Current status: - It runs a lot of JS code, but not all of it. It usually runs it a bit slower than if it was compiled with LLVM. The largest single benchmark slowdown is ~25% on mandreel, and the largest single benchmark speed-up is ~15% on imaging-gaussian-blur. More than half of the benchmarks are neutral, but the slowdowns currently dominate. We think we know all of the optimizations that we are missing, and most of them are trivial (like missing instruction selection patterns and missing strength reduction rules). - Still need to finish gluing our FTL exception implementation to B3's notion of patchpoints. Currently any code that uses exceptions in FTL B3 will crash or do strange things, because most of the exception paths are unimplemented. - Still need to finish fixing the tailcall implementation. It works for simple cases, but encounters an assertion in the callframe shuffler. I haven't investigated this yet. - ARM64 is being worked on, but it's not done, yet. - We anticipate having to implement some more sophisticated optimizations in B3, like load elimination, tail duplication, CSE with Phi insertion, sinking, and probably LSR. We don't think that we will need all of them, but probably some of them, to meet our performance goals. - We anticipate having to beef up how the register allocator handles pressure. Currently it does the classic kind of spilling where every access to a spilled temporary turns into a stack access. That's suboptimal. My current thinking is that we want something like what GCC calls "reload", but much more focused on spill handling and rematerialization. Rematerialization is a big deal because the way JSC works, we end up with a lot of large constants, and they are easier to remat than spill. We'll approach this by first filling in all coverage and getting FTL B3 to pass all tests. We're not there yet, but it will probably happen soon - maybe even this week. Then, we'll optimize the heck out of it.
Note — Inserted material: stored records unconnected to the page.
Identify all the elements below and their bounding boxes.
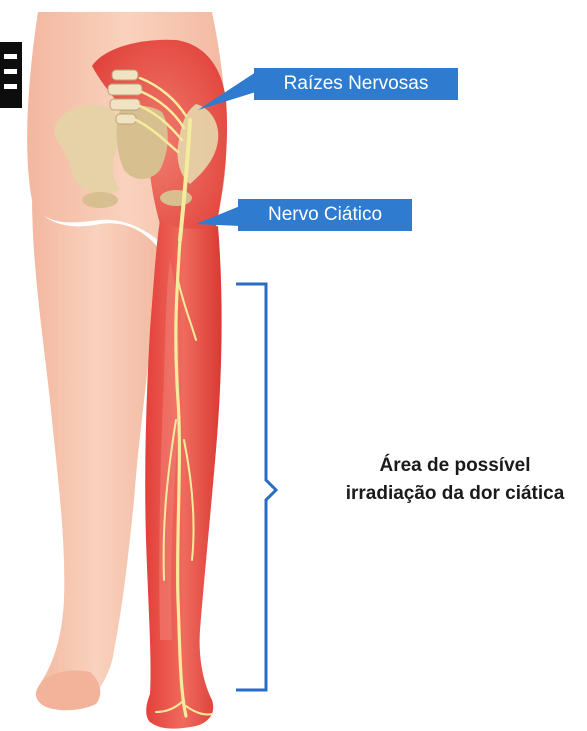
sciatic-nerve-label: Nervo Ciático [238, 199, 412, 231]
right-leg-red [145, 220, 221, 729]
left-leg [32, 196, 160, 708]
pain-area-label: Área de possível irradiação da dor ciáti… [330, 452, 580, 508]
edge-marker [0, 42, 22, 108]
pain-area-label-line1: Área de possível [330, 452, 580, 480]
nerve-roots-label: Raízes Nervosas [254, 68, 458, 100]
pain-area-label-line2: irradiação da dor ciática [330, 480, 580, 508]
pain-area-bracket [236, 284, 276, 690]
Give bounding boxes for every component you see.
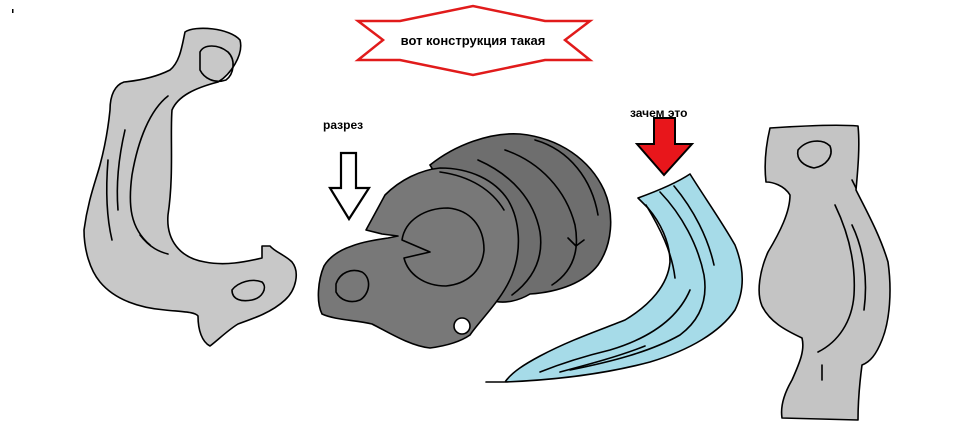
center-part-line-3 xyxy=(534,139,599,216)
left-part-body xyxy=(83,27,297,347)
blue-part-line-3 xyxy=(645,204,676,279)
stray-mark xyxy=(12,9,14,13)
right-part xyxy=(758,124,891,421)
blue-part-line-1 xyxy=(569,191,706,371)
left-part-line-2 xyxy=(116,129,126,211)
down-arrow-outline-icon xyxy=(328,151,372,222)
why-this-label: зачем это xyxy=(630,106,687,120)
right-part-line-2 xyxy=(851,224,867,311)
blue-part xyxy=(485,173,743,383)
blue-part-body xyxy=(504,173,743,383)
blue-part-line-4 xyxy=(539,289,691,373)
blue-part-line-5 xyxy=(559,345,646,373)
title-banner-text: вот конструкция такая xyxy=(401,33,546,48)
center-part xyxy=(317,133,612,349)
title-banner-frame xyxy=(354,4,594,77)
center-part-line-1 xyxy=(504,149,578,286)
down-arrow-red-icon xyxy=(634,117,695,177)
left-part-line-3 xyxy=(106,159,113,241)
center-part-hole-left xyxy=(335,269,370,303)
left-part-line-1 xyxy=(129,95,169,246)
center-part-line-5 xyxy=(439,171,505,211)
center-part-line-2 xyxy=(477,159,542,296)
center-part-hole-bottom xyxy=(453,317,471,335)
center-part-line-4 xyxy=(567,237,585,247)
left-part-lower-hole xyxy=(231,279,266,302)
right-part-hole xyxy=(796,140,832,169)
right-part-line-1 xyxy=(817,204,856,353)
section-cut-label: разрез xyxy=(323,118,363,132)
center-part-bore xyxy=(401,207,485,287)
left-part xyxy=(83,27,297,347)
title-banner: вот конструкция такая xyxy=(354,4,594,77)
right-part-body xyxy=(758,124,891,421)
center-part-front xyxy=(317,167,520,349)
left-part-hole xyxy=(199,45,234,83)
right-part-line-4 xyxy=(851,179,857,189)
left-part-line-4 xyxy=(139,234,169,255)
blue-part-line-2 xyxy=(673,185,715,266)
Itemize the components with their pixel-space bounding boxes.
We can turn on FTL B3, and remove FTL LLVM, if and when our Octane, JetStream, and Kraken scores with FTL B3 are as good as with FTL LLVM. It's still possible (but unlikely) that we won't get there, in which case we can explore other options, like slotting FTL B3 in as a middle tier.
As of http://trac.webkit.org/changeset/194805, FTL B3 passes all JSC tests on Mac.
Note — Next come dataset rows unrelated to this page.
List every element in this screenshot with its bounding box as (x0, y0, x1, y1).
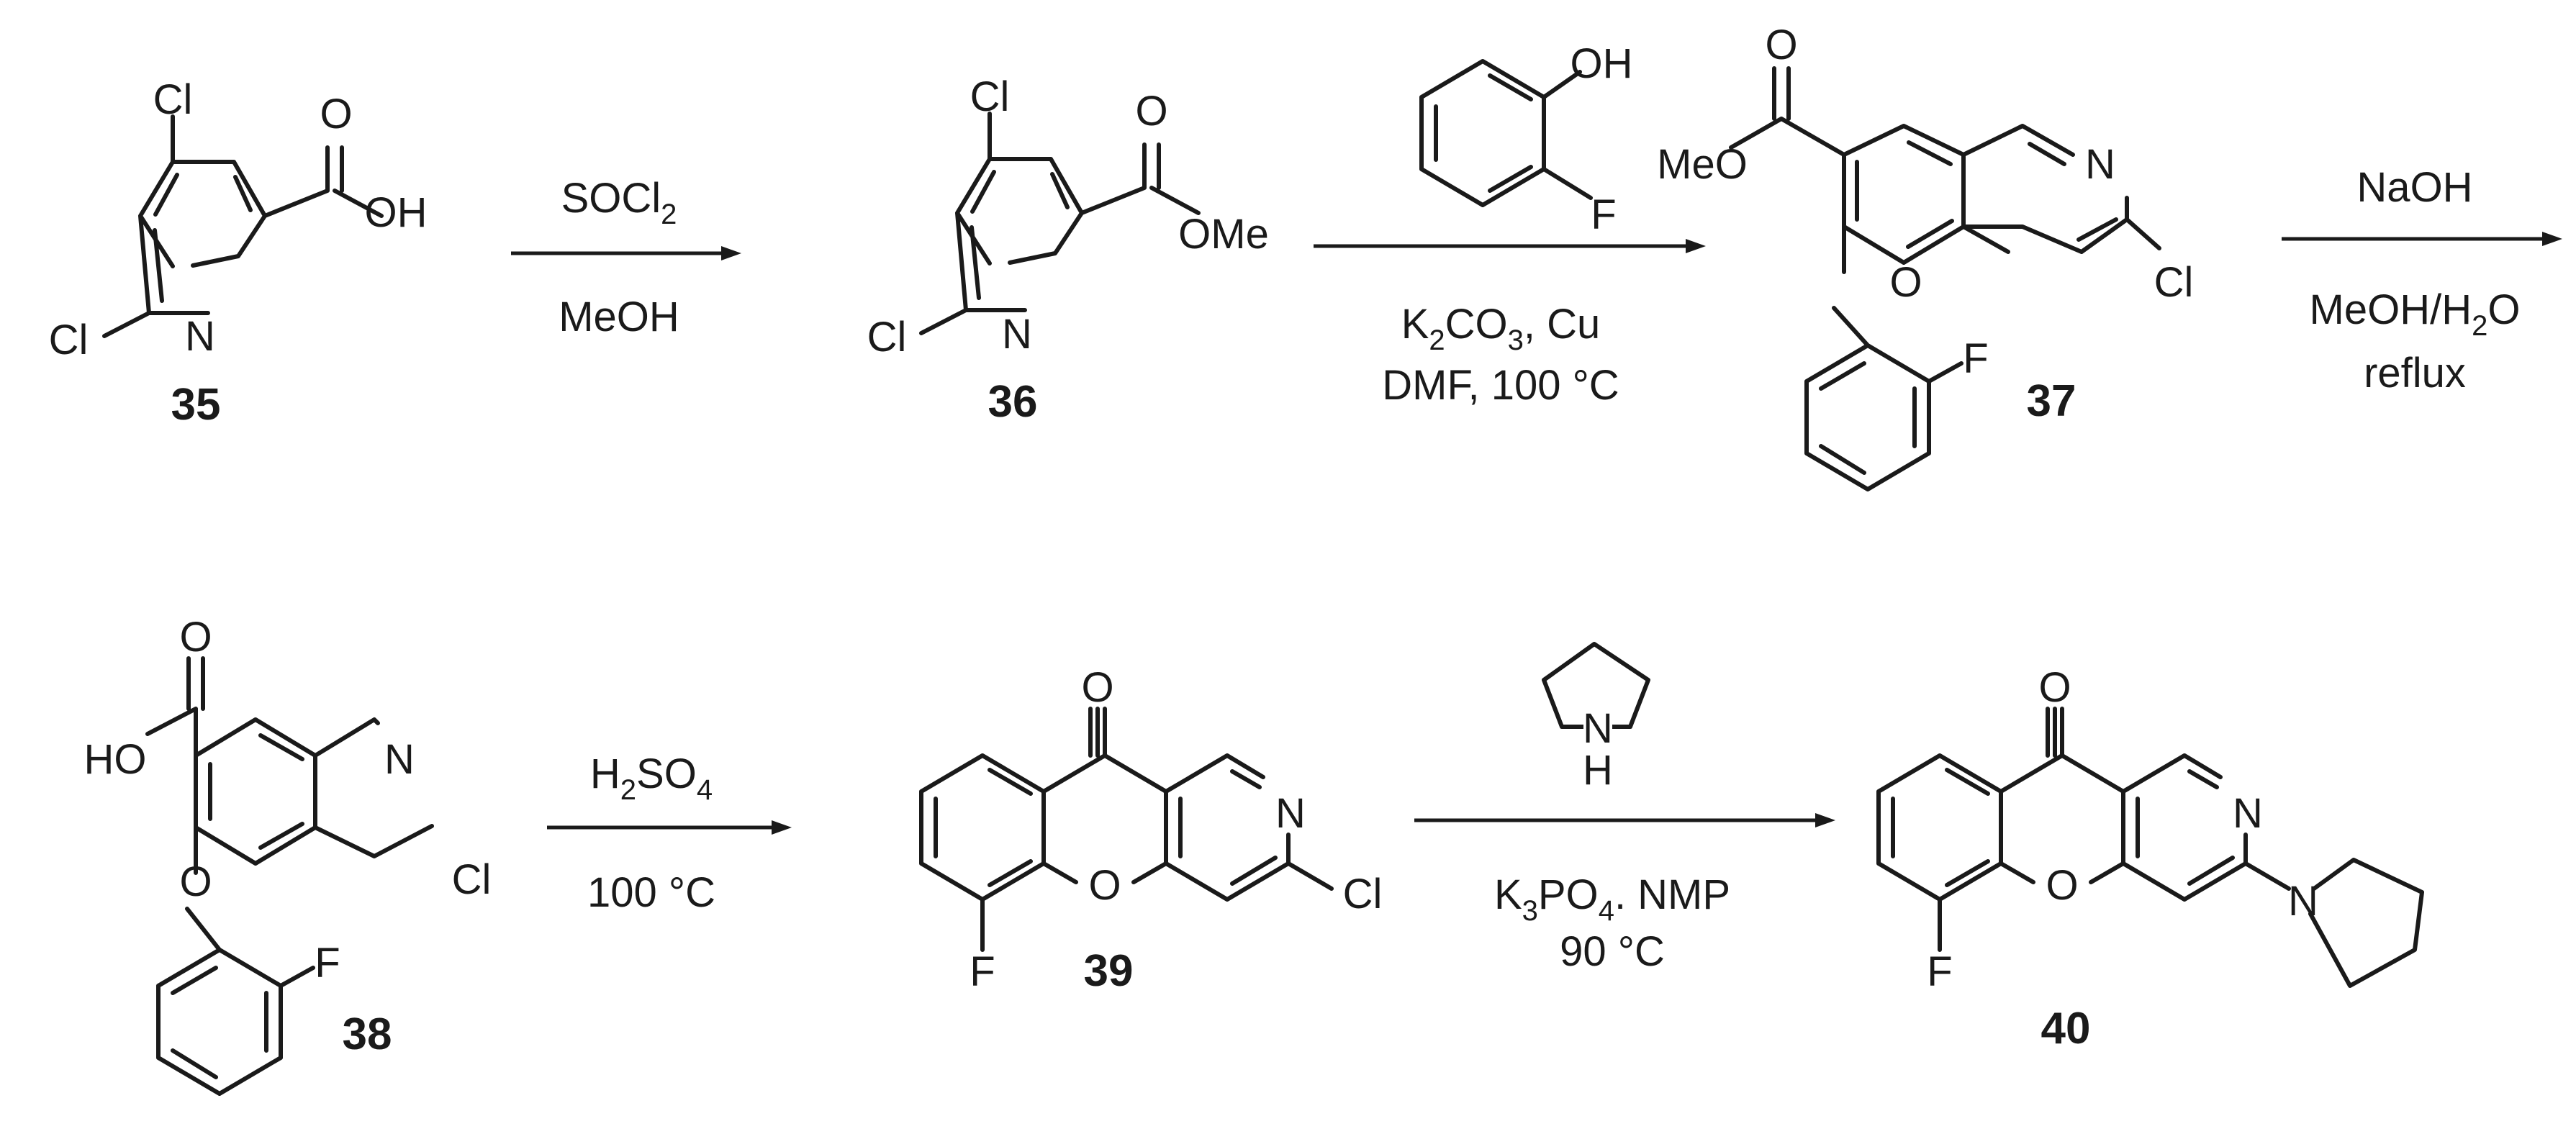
atom-meo: MeO (1657, 141, 1748, 188)
compound-40: O N O N F 40 (1876, 664, 2424, 1053)
atom-f: F (1963, 335, 1988, 382)
atom-cl-left: Cl (49, 317, 89, 363)
atom-o-carbonyl: O (2038, 664, 2071, 711)
atom-n: N (2085, 141, 2115, 188)
compound-label: 35 (171, 380, 221, 430)
atom-o-carbonyl: O (1081, 664, 1113, 711)
reagent-meoh-h2o: MeOH/H2O (2310, 286, 2521, 342)
reagent-dmf-100c: DMF, 100 °C (1382, 362, 1619, 409)
reaction-arrow-3: NaOH MeOH/H2O reflux (2282, 164, 2562, 396)
bond-lines (919, 707, 1334, 952)
bond-lines (102, 114, 384, 338)
bond-lines (1729, 66, 2010, 491)
reagent-90c: 90 °C (1560, 928, 1665, 975)
atom-f: F (1591, 191, 1616, 238)
atom-n: N (1275, 790, 1306, 837)
compound-37-ring (1961, 124, 2161, 254)
compound-label: 37 (2027, 376, 2076, 426)
reaction-arrow-1: SOCl2 MeOH (511, 175, 741, 340)
atom-o-ether: O (1889, 259, 1922, 306)
atom-n: N (384, 736, 415, 783)
reagent-2-fluorophenol: OH F (1419, 40, 1633, 238)
bond-lines (145, 656, 434, 1096)
atom-n: N (185, 313, 215, 360)
atom-f: F (315, 940, 340, 986)
atom-cl-left: Cl (867, 314, 907, 360)
compound-38: O HO N Cl O F 38 (84, 614, 492, 1096)
bond-lines (1876, 707, 2424, 988)
compound-label: 36 (988, 377, 1038, 427)
reagent-reflux: reflux (2364, 350, 2466, 396)
reaction-arrow-2: OH F K2CO3, Cu DMF, 100 °C (1314, 40, 1706, 409)
atom-oh: OH (1571, 40, 1633, 87)
reaction-arrow-4: H2SO4 100 °C (547, 750, 792, 916)
atom-o-carbonyl: O (320, 91, 352, 137)
reagent-meoh: MeOH (559, 294, 679, 340)
atom-cl: Cl (1343, 871, 1383, 917)
reagent-k3po4-nmp: K3PO4. NMP (1494, 871, 1730, 927)
compound-36: Cl O OMe Cl N 36 (867, 73, 1269, 427)
compound-35: Cl O OH Cl N 35 (49, 76, 428, 430)
reagent-naoh: NaOH (2356, 164, 2472, 211)
atom-o-carbonyl: O (1765, 22, 1797, 68)
atom-n: N (2233, 790, 2263, 837)
atom-cl-top: Cl (970, 73, 1010, 120)
atom-ho: HO (84, 736, 147, 783)
compound-37: O MeO N Cl O F 37 (1657, 22, 2194, 491)
compound-label: 40 (2041, 1004, 2091, 1053)
reagent-100c: 100 °C (587, 869, 715, 916)
atom-cl: Cl (452, 856, 492, 903)
reagent-h2so4: H2SO4 (590, 750, 713, 806)
atom-n-pyrrolidine: N (2288, 878, 2318, 925)
atom-o-carbonyl: O (179, 614, 212, 661)
atom-ome: OMe (1178, 211, 1269, 258)
reaction-arrow-5: N H K3PO4. NMP 90 °C (1414, 642, 1835, 975)
atom-o-ring: O (2046, 862, 2078, 909)
atom-f: F (1927, 948, 1952, 995)
atom-o-carbonyl: O (1135, 88, 1167, 135)
atom-cl: Cl (2154, 259, 2194, 306)
bond-lines (919, 112, 1201, 335)
compound-label: 39 (1084, 946, 1134, 996)
atom-o-ether: O (179, 858, 212, 905)
atom-h: H (1583, 747, 1613, 794)
compound-label: 38 (343, 1010, 392, 1059)
compound-39: O N O Cl F 39 (919, 664, 1383, 996)
atom-n: N (1002, 311, 1032, 358)
reagent-socl2: SOCl2 (561, 175, 677, 230)
atom-cl-top: Cl (153, 76, 193, 123)
reagent-k2co3-cu: K2CO3, Cu (1401, 301, 1601, 356)
atom-oh: OH (365, 189, 428, 236)
atom-n: N (1583, 705, 1613, 752)
atom-f: F (970, 948, 995, 995)
reagent-pyrrolidine: N H (1542, 642, 1650, 794)
atom-o-ring: O (1088, 862, 1121, 909)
Created attachment 268633 [details] current performance, before tuning
As of http://trac.webkit.org/changeset/195549, FTL B3 is as fast as FTL LLVM on X86_64. We can still make FTL B3 even better, but at this point, we should enable it on trunk on X86_64.
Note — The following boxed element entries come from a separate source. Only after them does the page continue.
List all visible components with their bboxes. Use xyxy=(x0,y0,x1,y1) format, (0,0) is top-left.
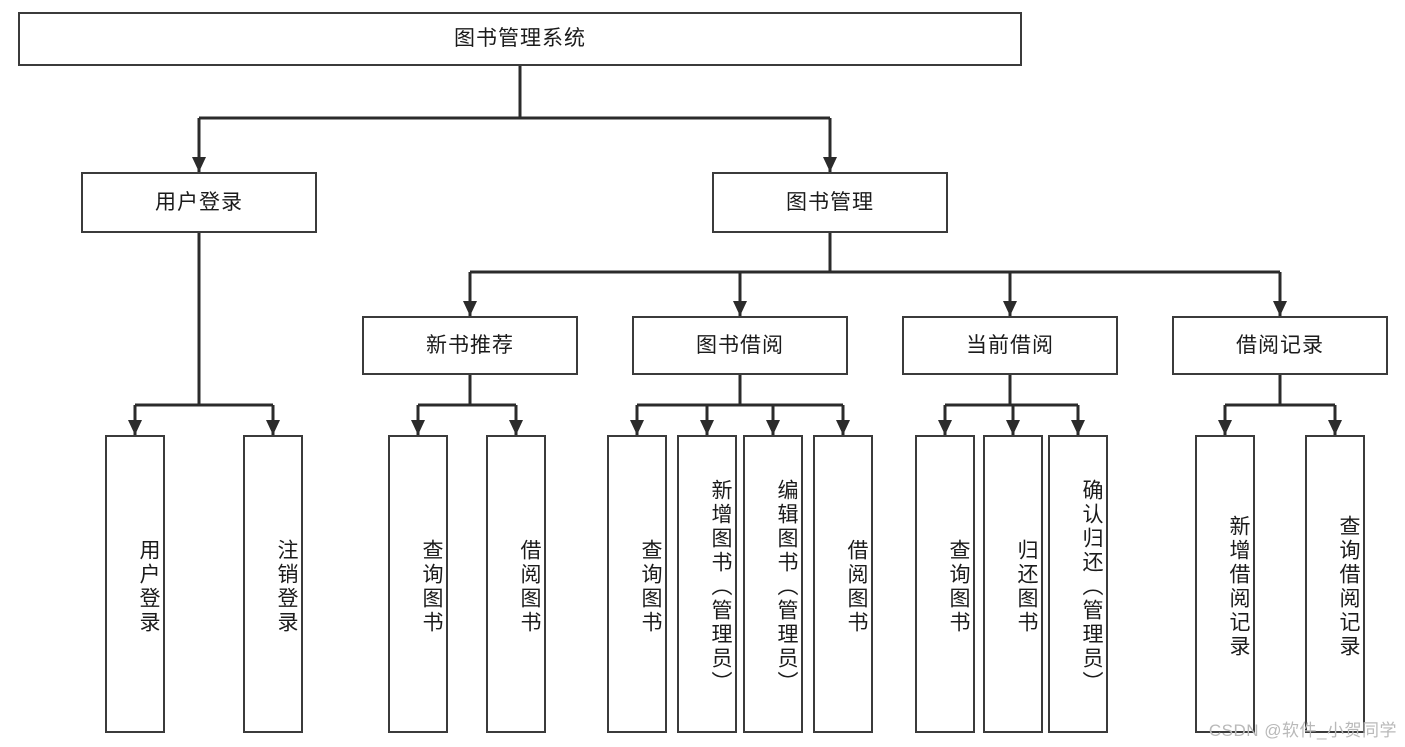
arrow-head-new-book-rec xyxy=(463,301,477,316)
node-leaf-borrow-book-1[interactable]: 借阅图书 xyxy=(486,435,546,733)
node-leaf-query-book-3[interactable]: 查询图书 xyxy=(915,435,975,733)
node-label: 图书管理 xyxy=(786,190,874,214)
watermark: CSDN @软件_小贺同学 xyxy=(1208,721,1397,740)
node-leaf-user-login[interactable]: 用户登录 xyxy=(105,435,165,733)
arrow-head-leaf-edit-book xyxy=(766,420,780,435)
node-new-book-rec[interactable]: 新书推荐 xyxy=(362,316,578,375)
node-current-borrow[interactable]: 当前借阅 xyxy=(902,316,1118,375)
node-leaf-query-record[interactable]: 查询借阅记录 xyxy=(1305,435,1365,733)
node-label: 新增借阅记录 xyxy=(1227,515,1250,659)
node-label: 图书管理系统 xyxy=(454,27,586,51)
arrow-head-leaf-query-book-1 xyxy=(411,420,425,435)
node-label: 借阅记录 xyxy=(1236,333,1324,357)
arrow-head-leaf-query-record xyxy=(1328,420,1342,435)
node-label: 查询图书 xyxy=(639,539,662,635)
node-label: 查询借阅记录 xyxy=(1337,515,1360,659)
node-book-manage[interactable]: 图书管理 xyxy=(712,172,948,233)
arrow-head-leaf-query-book-2 xyxy=(630,420,644,435)
node-label: 当前借阅 xyxy=(966,333,1054,357)
node-label: 编辑图书（管理员） xyxy=(775,479,798,695)
node-book-borrow[interactable]: 图书借阅 xyxy=(632,316,848,375)
arrow-head-book-manage xyxy=(823,157,837,172)
node-borrow-record[interactable]: 借阅记录 xyxy=(1172,316,1388,375)
node-label: 新书推荐 xyxy=(426,333,514,357)
arrow-head-leaf-add-book xyxy=(700,420,714,435)
node-label: 注销登录 xyxy=(275,539,298,635)
node-user-login[interactable]: 用户登录 xyxy=(81,172,317,233)
node-label: 用户登录 xyxy=(155,190,243,214)
arrow-head-book-borrow xyxy=(733,301,747,316)
node-root[interactable]: 图书管理系统 xyxy=(18,12,1022,66)
node-label: 新增图书（管理员） xyxy=(709,479,732,695)
node-label: 归还图书 xyxy=(1015,539,1038,635)
node-leaf-borrow-book-2[interactable]: 借阅图书 xyxy=(813,435,873,733)
node-leaf-edit-book[interactable]: 编辑图书（管理员） xyxy=(743,435,803,733)
node-leaf-query-book-1[interactable]: 查询图书 xyxy=(388,435,448,733)
arrow-head-leaf-confirm-return xyxy=(1071,420,1085,435)
arrow-head-leaf-query-book-3 xyxy=(938,420,952,435)
arrow-head-current-borrow xyxy=(1003,301,1017,316)
arrow-head-leaf-borrow-book-1 xyxy=(509,420,523,435)
node-leaf-add-book[interactable]: 新增图书（管理员） xyxy=(677,435,737,733)
node-leaf-confirm-return[interactable]: 确认归还（管理员） xyxy=(1048,435,1108,733)
node-label: 确认归还（管理员） xyxy=(1080,479,1103,695)
arrow-head-leaf-return-book xyxy=(1006,420,1020,435)
arrow-head-leaf-add-record xyxy=(1218,420,1232,435)
node-leaf-add-record[interactable]: 新增借阅记录 xyxy=(1195,435,1255,733)
node-leaf-user-logout[interactable]: 注销登录 xyxy=(243,435,303,733)
node-label: 图书借阅 xyxy=(696,333,784,357)
node-label: 借阅图书 xyxy=(518,539,541,635)
node-leaf-query-book-2[interactable]: 查询图书 xyxy=(607,435,667,733)
node-leaf-return-book[interactable]: 归还图书 xyxy=(983,435,1043,733)
node-label: 查询图书 xyxy=(420,539,443,635)
arrow-head-user-login xyxy=(192,157,206,172)
node-label: 用户登录 xyxy=(137,539,160,635)
node-label: 借阅图书 xyxy=(845,539,868,635)
arrow-head-leaf-borrow-book-2 xyxy=(836,420,850,435)
arrow-head-borrow-record xyxy=(1273,301,1287,316)
arrow-head-leaf-user-login xyxy=(128,420,142,435)
arrow-head-leaf-user-logout xyxy=(266,420,280,435)
node-label: 查询图书 xyxy=(947,539,970,635)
*** Bug 118400 has been marked as a duplicate of this bug. ***
*** Bug 127245 has been marked as a duplicate of this bug. ***
B3 is now enabled on all platforms that support the FTL JIT.
Comment on attachment 268633 [details] current performance, before tuning We've sped up a lot since then. See the blog post for latest perf numbers.
FTL does use B3 as a backend! Yaaayyyy!